Unser Weingut im Jahreslauf: Winzers Freud und Leid, vom Krieg mit Papieren und Wildschweinen, guten Tropfen, guten Freunden, guten Büchern, guten Ideen und allem, was unser Herz erfreut.
Ein Problem, dass nicht nur uns in manchen Jahren das Betreiben von Landwirtschaft fast unmöglich macht, gab es wohl schon seit alter Zeit:
"Das Mittelalter in Bildern" von Jacques LeGoff . Bildunterschrift: "Szene aus dem Weinbau" und "Wildschwein, das einen Weinstock verschlingt". Miniaturen aus dem Stuttgarter Psalter, Anfang des 10. Jahrhunderts. Stuttgart: Württembergische Landesbibliothek, ms.bib. Man. 23, f 96 v.
Eine erlegte Wildsau(2006), die sich zusammen mit ihren Kollegen wieder einmal an den fast vollreifen Trauben gütlich getan hatte, amFuß des Hügels von Lisson. Erlegt haben sie die Jäger von Olargues, die uns stolz zeigten, dass wir nun einen "Fressfeind" weniger haben.
Die Auswirkungen dieser Plage werden sich bei der bald erfolgenden Vorankündigung des Jahrgangs 2006 schmerzhaft (jedenfalls für uns) bemerkbar machen.
Diese Biester ärgern auch uns an der Mosel. Vorgestern ist sogar eine große Sau am hellichten Tag einige Meter von mir entfernt durch meinen Weinberg gelaufen.

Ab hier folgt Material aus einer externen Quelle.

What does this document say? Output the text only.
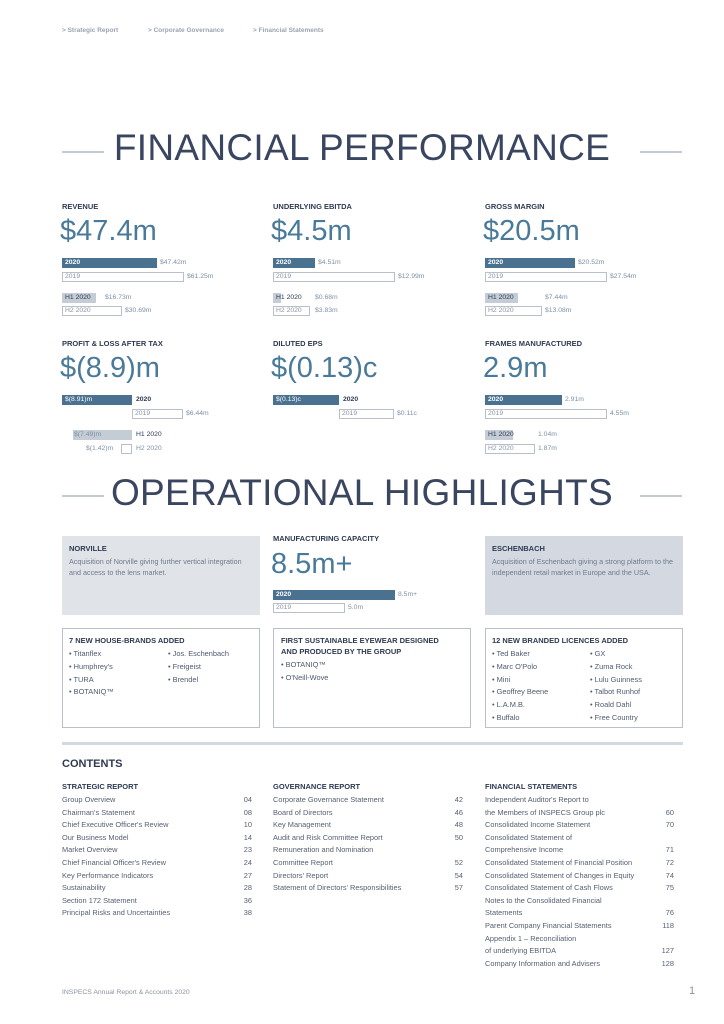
> Strategic Report	> Corporate Governance	> Financial Statements
FINANCIAL PERFORMANCE
REVENUE
$47.4m
2020	$47.42m
2019	$61.25m
H1 2020 $16.73m
H2 2020	$30.69m
UNDERLYING EBITDA
$4.5m
2020	$4.51m
2019	$12.99m
H1 2020 $0.68m
H2 2020 $3.83m
GROSS MARGIN
$20.5m
2020	$20.52m
2019	$27.54m
H1 2020	$7.44m
H2 2020	$13.08m
PROFIT & LOSS AFTER TAX
$(8.9)m
$(8.91)m	2020
2019	$6.44m
$(7.49)m	H1 2020
$(1.42)m	H2 2020
DILUTED EPS
$(0.13)c
$(0.13)c	2020
2019	$0.11c
FRAMES MANUFACTURED
2.9m
2020	2.91m
2019	4.55m
H1 2020	1.04m
H2 2020	1.87m
OPERATIONAL HIGHLIGHTS
NORVILLE
Acquisition of Norville giving further vertical integration and access to the lens market.
MANUFACTURING CAPACITY
8.5m+
2020	8.5m+
2019	5.0m
ESCHENBACH
Acquisition of Eschenbach giving a strong platform to the independent retail market in Europe and the USA.
7 NEW HOUSE-BRANDS ADDED
• Titanflex
• Humphrey's
• TURA
• BOTANIQ™
• Jos. Eschenbach
• Freigeist
• Brendel
FIRST SUSTAINABLE EYEWEAR DESIGNED
AND PRODUCED BY THE GROUP
• BOTANIQ™
• O'Neill-Wove
12 NEW BRANDED LICENCES ADDED
• Ted Baker
• Marc O'Polo
• Mini
• Geoffrey Beene
• L.A.M.B.
• Buffalo
• GX
• Zuma Rock
• Lulu Guinness
• Talbot Runhof
• Roald Dahl
• Free Country
CONTENTS
STRATEGIC REPORT
Group Overview	04
Chairman's Statement	08
Chief Executive Officer's Review	10
Our Business Model	14
Market Overview	23
Chief Financial Officer's Review	24
Key Performance Indicators	27
Sustainability	28
Section 172 Statement	36
Principal Risks and Uncertainties	38
GOVERNANCE REPORT
Corporate Governance Statement	42
Board of Directors	46
Key Management	48
Audit and Risk Committee Report	50
Remuneration and Nomination
Committee Report	52
Directors' Report	54
Statement of Directors' Responsibilities	57
FINANCIAL STATEMENTS
Independent Auditor's Report to
the Members of INSPECS Group plc	60
Consolidated Income Statement	70
Consolidated Statement of
Comprehensive Income	71
Consolidated Statement of Financial Position	72
Consolidated Statement of Changes in Equity	74
Consolidated Statement of Cash Flows	75
Notes to the Consolidated Financial
Statements	76
Parent Company Financial Statements	118
Appendix 1 – Reconciliation
of underlying EBITDA	127
Company Information and Advisers	128
INSPECS Annual Report & Accounts 2020	1
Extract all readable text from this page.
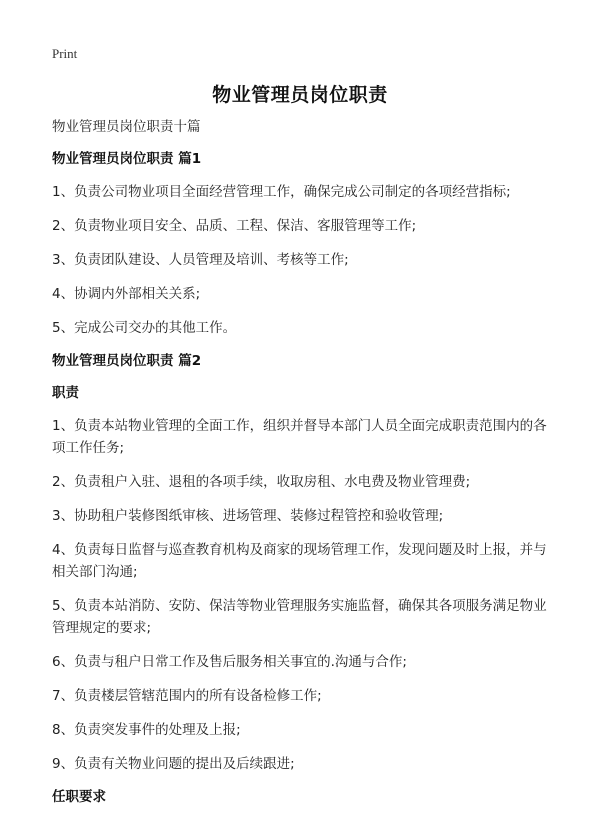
Print
物业管理员岗位职责
物业管理员岗位职责十篇
物业管理员岗位职责 篇1
1、负责公司物业项目全面经营管理工作，确保完成公司制定的各项经营指标;
2、负责物业项目安全、品质、工程、保洁、客服管理等工作;
3、负责团队建设、人员管理及培训、考核等工作;
4、协调内外部相关关系;
5、完成公司交办的其他工作。
物业管理员岗位职责 篇2
职责
1、负责本站物业管理的全面工作，组织并督导本部门人员全面完成职责范围内的各项工作任务;
2、负责租户入驻、退租的各项手续，收取房租、水电费及物业管理费;
3、协助租户装修图纸审核、进场管理、装修过程管控和验收管理;
4、负责每日监督与巡查教育机构及商家的现场管理工作，发现问题及时上报，并与相关部门沟通;
5、负责本站消防、安防、保洁等物业管理服务实施监督，确保其各项服务满足物业管理规定的要求;
6、负责与租户日常工作及售后服务相关事宜的.沟通与合作;
7、负责楼层管辖范围内的所有设备检修工作;
8、负责突发事件的处理及上报;
9、负责有关物业问题的提出及后续跟进;
任职要求
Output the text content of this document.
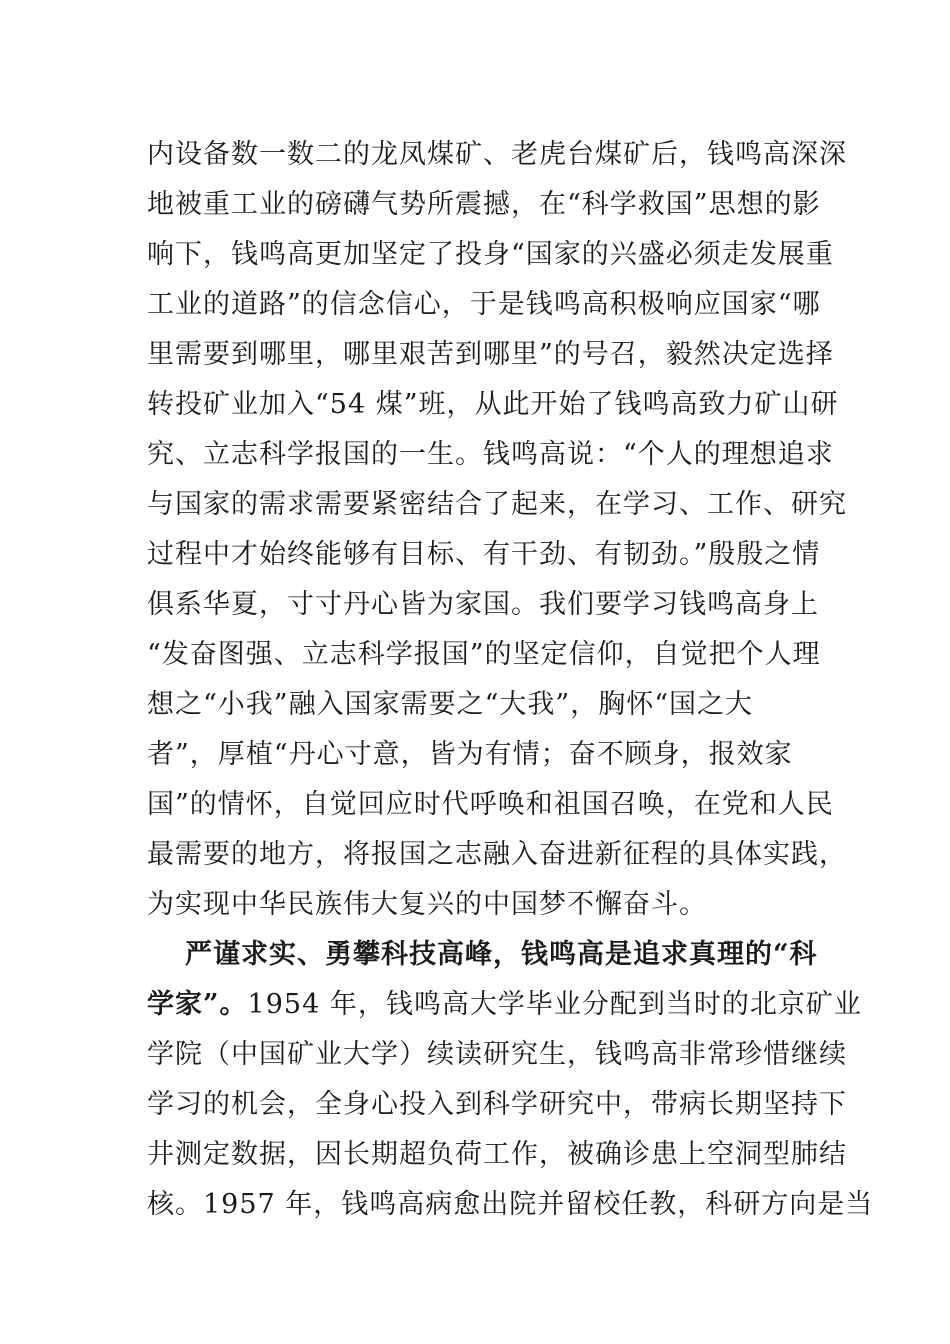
内设备数一数二的龙凤煤矿、老虎台煤矿后，钱鸣高深深
地被重工业的磅礴气势所震撼，在“科学救国”思想的影
响下，钱鸣高更加坚定了投身“国家的兴盛必须走发展重
工业的道路”的信念信心，于是钱鸣高积极响应国家“哪
里需要到哪里，哪里艰苦到哪里”的号召，毅然决定选择
转投矿业加入“54 煤”班，从此开始了钱鸣高致力矿山研
究、立志科学报国的一生。钱鸣高说：“个人的理想追求
与国家的需求需要紧密结合了起来，在学习、工作、研究
过程中才始终能够有目标、有干劲、有韧劲。”殷殷之情
俱系华夏，寸寸丹心皆为家国。我们要学习钱鸣高身上
“发奋图强、立志科学报国”的坚定信仰，自觉把个人理
想之“小我”融入国家需要之“大我”，胸怀“国之大
者”，厚植“丹心寸意，皆为有情；奋不顾身，报效家
国”的情怀，自觉回应时代呼唤和祖国召唤，在党和人民
最需要的地方，将报国之志融入奋进新征程的具体实践，
为实现中华民族伟大复兴的中国梦不懈奋斗。
严谨求实、勇攀科技高峰，钱鸣高是追求真理的“科
学家”。1954 年，钱鸣高大学毕业分配到当时的北京矿业
学院（中国矿业大学）续读研究生，钱鸣高非常珍惜继续
学习的机会，全身心投入到科学研究中，带病长期坚持下
井测定数据，因长期超负荷工作，被确诊患上空洞型肺结
核。1957 年，钱鸣高病愈出院并留校任教，科研方向是当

Diese Tiere finde ich im Kochtopf besser aufgehoben. Am 13. Dezember ist Drückjagd und ich helfe mit Freude als Treiber.Gruß von der MoselHarald
Hier haben wir von Mitte August bis Januar an drei Tagen der Woche Treibjagd auf Wildschweine - jedes Dorf hat mindestens eine "Diane", so heißen die Jadgverbände. In Frankreich gehört die Jagd ja bekanntlich seit der Revolution zu den "Bürgerrechten"... Dabei werden dann in einem Kanton wie dem unseren leicht schon mal 1000 bis 1200 Sauen in einer Saison getötet, aber das merkt man kaum, so rasant vermehren sich die Viecher. Da das Fleisch nur für den Eigenbedarf der Jäger genutzt werden darf, ist in der Gegend auch die Trichinose bei Jägerfamilien wieder auffällig geworden. ..
L
Lars Breidenbach
30/11/2007 11:54
Mit dem Schwarzwild haben wir hier in der Gegend in kalten Wintern auch massive Probleme, einige Winzer haben schon Elektrozäune um ihre Rebstücke gezogen. Die Jäger erwischen nur sehr selten ein Tier, nach einem Abschuss ist der Rest der Herde drei Wochen spurlos verschwunden. Vielleicht sollten wir auch die Wölfe wieder einbürgern...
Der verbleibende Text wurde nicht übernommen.